Western Gas Partners LP intends to further develop its Delaware Basin and DJ Basin assets in 2018, according to a Dec. 5 news release outlining the next year's guidance.
The partnership plans to spend $1.0 billion to $1.1 billion in CapEx in the coming year, mainly focusing on further development of its infrastructure in the Delaware Basin and capacity expansion in the DJ Basin. The partnership also expects to put aside between $80 million and $90 million for maintenance capital expenditures.
Western Gas expects to use about 53% of its 2018 CapEx in the Delaware Basin, with 40% going to the DJ Basin. When broken down into segments, 57% of the CapEx would go to the partnership's gathering segment, 30% to its processing segment, 8% to maintenance, with the remaining 5% to equity investments and others.
Western Gas forecasts adjusted EBITDA of between $1.15 billion and $1.25 billion with its 2018 investments.
The partnership looks to provide a full-year distribution coverage ratio above 1.1x. Distribution growth of 1.5 cents per quarter through 2019 is also expected.
The 2018 outlook assumes that the Mentone train I will start up in the late third quarter of 2018, with train II following in the fourth quarter. It also assumes the DJ Basin extension and MGR fixed-price agreements with its sponsor company Anadarko Petroleum Corp. continue through 2018.
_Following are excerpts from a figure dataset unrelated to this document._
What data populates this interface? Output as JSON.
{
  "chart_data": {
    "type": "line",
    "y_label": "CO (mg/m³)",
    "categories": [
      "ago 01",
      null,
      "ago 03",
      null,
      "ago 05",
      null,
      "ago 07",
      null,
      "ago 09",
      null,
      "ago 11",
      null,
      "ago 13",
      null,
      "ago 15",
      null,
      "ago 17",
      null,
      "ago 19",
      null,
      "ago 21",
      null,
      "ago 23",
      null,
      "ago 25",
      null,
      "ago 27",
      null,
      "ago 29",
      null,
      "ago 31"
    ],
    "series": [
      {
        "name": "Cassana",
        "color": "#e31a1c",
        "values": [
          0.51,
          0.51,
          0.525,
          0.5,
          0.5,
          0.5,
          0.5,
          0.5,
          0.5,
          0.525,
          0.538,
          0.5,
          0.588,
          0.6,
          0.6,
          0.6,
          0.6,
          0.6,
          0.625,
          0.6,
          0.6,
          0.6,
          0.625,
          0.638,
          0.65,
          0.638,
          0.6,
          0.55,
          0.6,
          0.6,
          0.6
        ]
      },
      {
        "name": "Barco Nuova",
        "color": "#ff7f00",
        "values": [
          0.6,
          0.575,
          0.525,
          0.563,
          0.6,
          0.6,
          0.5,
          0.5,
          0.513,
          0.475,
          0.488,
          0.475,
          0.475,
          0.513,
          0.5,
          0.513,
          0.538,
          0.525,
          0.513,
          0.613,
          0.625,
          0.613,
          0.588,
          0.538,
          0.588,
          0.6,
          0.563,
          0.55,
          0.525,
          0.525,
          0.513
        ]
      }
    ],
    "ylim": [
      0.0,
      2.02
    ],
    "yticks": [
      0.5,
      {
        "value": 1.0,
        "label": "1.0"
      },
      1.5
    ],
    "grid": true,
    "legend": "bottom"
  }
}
Anadarko also recently announced plans to spend the majority of its 2018 capital budget for operations at the Delaware and DJ basins, completing two regional oil treating facilities. Anadarko's midstream assets are expected to generate more than $300 million of adjusted EBITDA in 2018.
Western Gas Equity Partners LP also expects a distribution growth rate of about 12% based on Western Gas' expected distribution growth rate and assuming no equity issuances, according to the same release.